Thursday, September 4, 2008

Losing my religion

Well, well, well. I've reached that treacherous crossroads on my spiritual life where I have spent enough time questioning God and his presence on earth to the point where I'm not sure what to think.

I was born and raised in a conservative Christian home within a multi-generational Christian family. All of my friends around me growing up and through my school years were all in this same boat/perspective. And now, after all of these years, I am wondering what in the hell have I been doing with my time.

It's not like I've encountered some empirical evidence that God is dead - or never was. It is that for something that I've just practiced for most of my life, just never has felt solid for me.

I've tried, committed, gone to meetings, attended church. I know all of the proper things to say and when to say them. I can pray in a group and make it sound all passionate. But it has always felt empty to me. Like hollow promises or better yet just like those trick posters with the dots that some people can just "see" the boat or the airplane but I just see the dots (I honestly can not see how those work).

And, I guess (because I haven't wanted to actually do anything past this point), I'm tired of pretending to have passion about something I just don't feel about. I've even had friends give me books about what to do when I don't desire God. I don't even desire to read the book. How sad.

But Christianity has the real lock on it all. Like every religion on Earth, there is the "bet-the-farm" clause: if you don't believe this holistically, then you are to spend eternity in hell. The Muslims have it, Christians, everyone. But a "relationship" in that context is very much like a marriage where the husband tells the wife: "We can have a wonderful relationship together, love and adoration, or we can just coexist. But if you ever leave me - I'll kill you". And it's just about as flatly delivered as that.

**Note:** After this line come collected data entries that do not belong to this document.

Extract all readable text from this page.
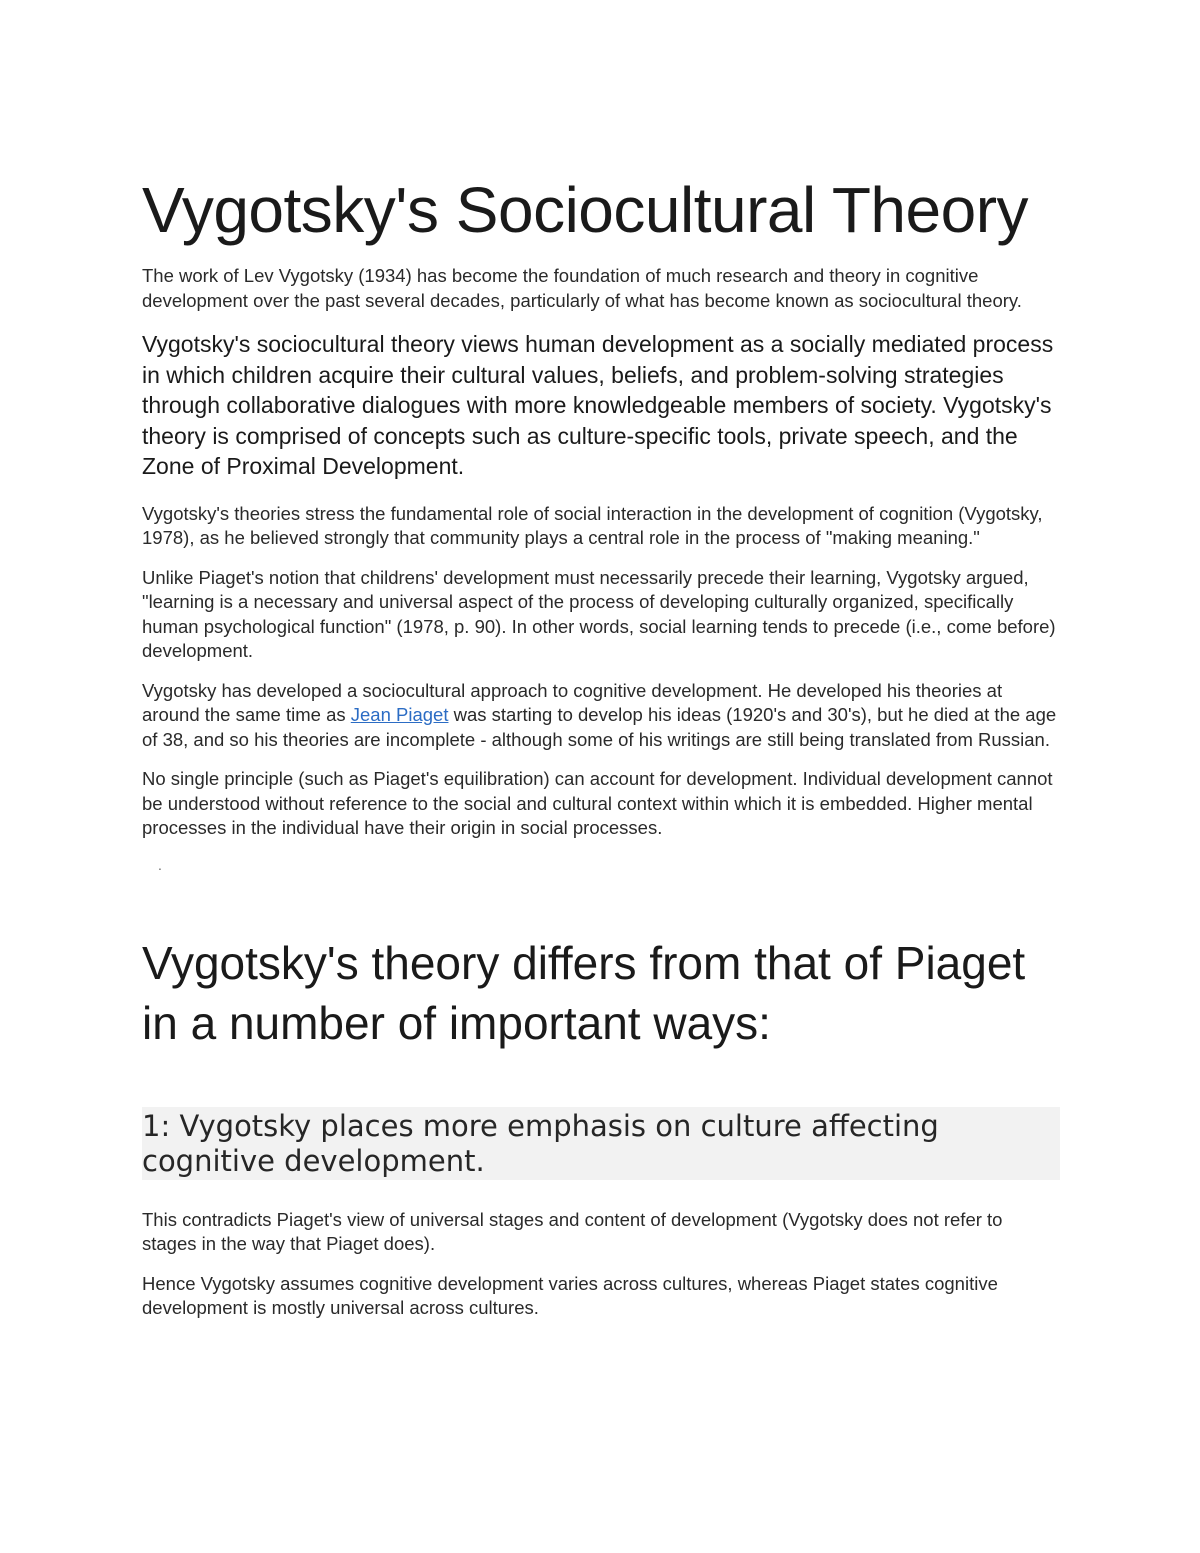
Vygotsky's Sociocultural Theory

The work of Lev Vygotsky (1934) has become the foundation of much research and theory in cognitive development over the past several decades, particularly of what has become known as sociocultural theory.

Vygotsky's sociocultural theory views human development as a socially mediated process in which children acquire their cultural values, beliefs, and problem-solving strategies through collaborative dialogues with more knowledgeable members of society. Vygotsky's theory is comprised of concepts such as culture-specific tools, private speech, and the Zone of Proximal Development.

Vygotsky's theories stress the fundamental role of social interaction in the development of cognition (Vygotsky, 1978), as he believed strongly that community plays a central role in the process of "making meaning."

Unlike Piaget's notion that childrens' development must necessarily precede their learning, Vygotsky argued, "learning is a necessary and universal aspect of the process of developing culturally organized, specifically human psychological function" (1978, p. 90). In other words, social learning tends to precede (i.e., come before) development.

Vygotsky has developed a sociocultural approach to cognitive development. He developed his theories at around the same time as Jean Piaget was starting to develop his ideas (1920's and 30's), but he died at the age of 38, and so his theories are incomplete - although some of his writings are still being translated from Russian.

No single principle (such as Piaget's equilibration) can account for development. Individual development cannot be understood without reference to the social and cultural context within which it is embedded. Higher mental processes in the individual have their origin in social processes.

.
Vygotsky's theory differs from that of Piaget in a number of important ways:
1: Vygotsky places more emphasis on culture affecting cognitive development.

This contradicts Piaget's view of universal stages and content of development (Vygotsky does not refer to stages in the way that Piaget does).

Hence Vygotsky assumes cognitive development varies across cultures, whereas Piaget states cognitive development is mostly universal across cultures.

In my experience, evangelical Christians sing and praise God every Sunday, read the Bible, have special bible studies, Sunday schools and the like - but I have not seen the response from God. My mind thinks - why would God even enjoy this? It's a narcissistic behavior of which we, as humans, are not to indulge in. And for all of the evidence that we are to take without question - the Holy Bible and it's stories, it just seems that it works best in a context of illiterate, non-educated peoples where hope is just about all they can ever wish for in their miserable existence.

It's not that hedonism is the way to go - I believe that we Americans have imbibed a little too long on the creature comforts of life (I am truly guilty of this) - but where does God fit in now? Maybe we are set up for a grand experiment like the character Constantine eludes to where God is "just a kid with an ant farm" and he just watches casually from afar.

I can't even really bring myself to think much along these lines as my lifelong indoctrination won't let me dwell on heresy for more than a minute or so as for fear of being struck down by God Himself. To announce that God is Dead is tantamount to saying humankind has been a ship lost at sea for it's entire existence. Having God in place gives us at least some form of grounding - a beacon, no matter how faint, that gives us some focus lest the sea swallow us up.

There is a part of me that thinks that upon my death, and the great mystery is revealed to me, that the conjured images of heaven and hell just won't be there. That I will have a chance to have part of my life force reunite with my passed loved ones until my energy fades into non-existence once the people on Earth who knew me don't any more. And at that point there won't be any reason to exist anyway - no matter in what form.

And maybe that really isn't a bad way to go out - and that eternity, no matter how grand it is portrayed in a heaven sense, just would be boring after a few thousand years and every conversation you've ever wanted to have has happened and every book or piece of knowledge has been consumed. What after that? It starts to look a lot like hell in the form of boredom.

I should stop here - this subject is far too big and complex to summarize into a tidy blog post - but it will be visited from time to time as I deal with this.

1 comment:

Tania said...

What an interesting post. I am intrigued by your perspective and honest assessment of your position. I think that no matter what our upbringing, there comes a time in our lives when we have to decide for ourselves where we stand on this subject. I admire you for being so open about it. I actually believe that God is, in all senses of the word, our Father. And he loves us at least as much as our biological father does. I believe that he desires a relationship with us on a very personal basis and that He is not an apathetic observer of human behavior. On the contrary, I believe that he is there cheering us on as we make our way through life--like our dad would on the sidelines of the soccer field. I think there's room in his embrace for the abundantly educated and those with all the luxuries of human life but it's up to us to open our arms too. Just my thought.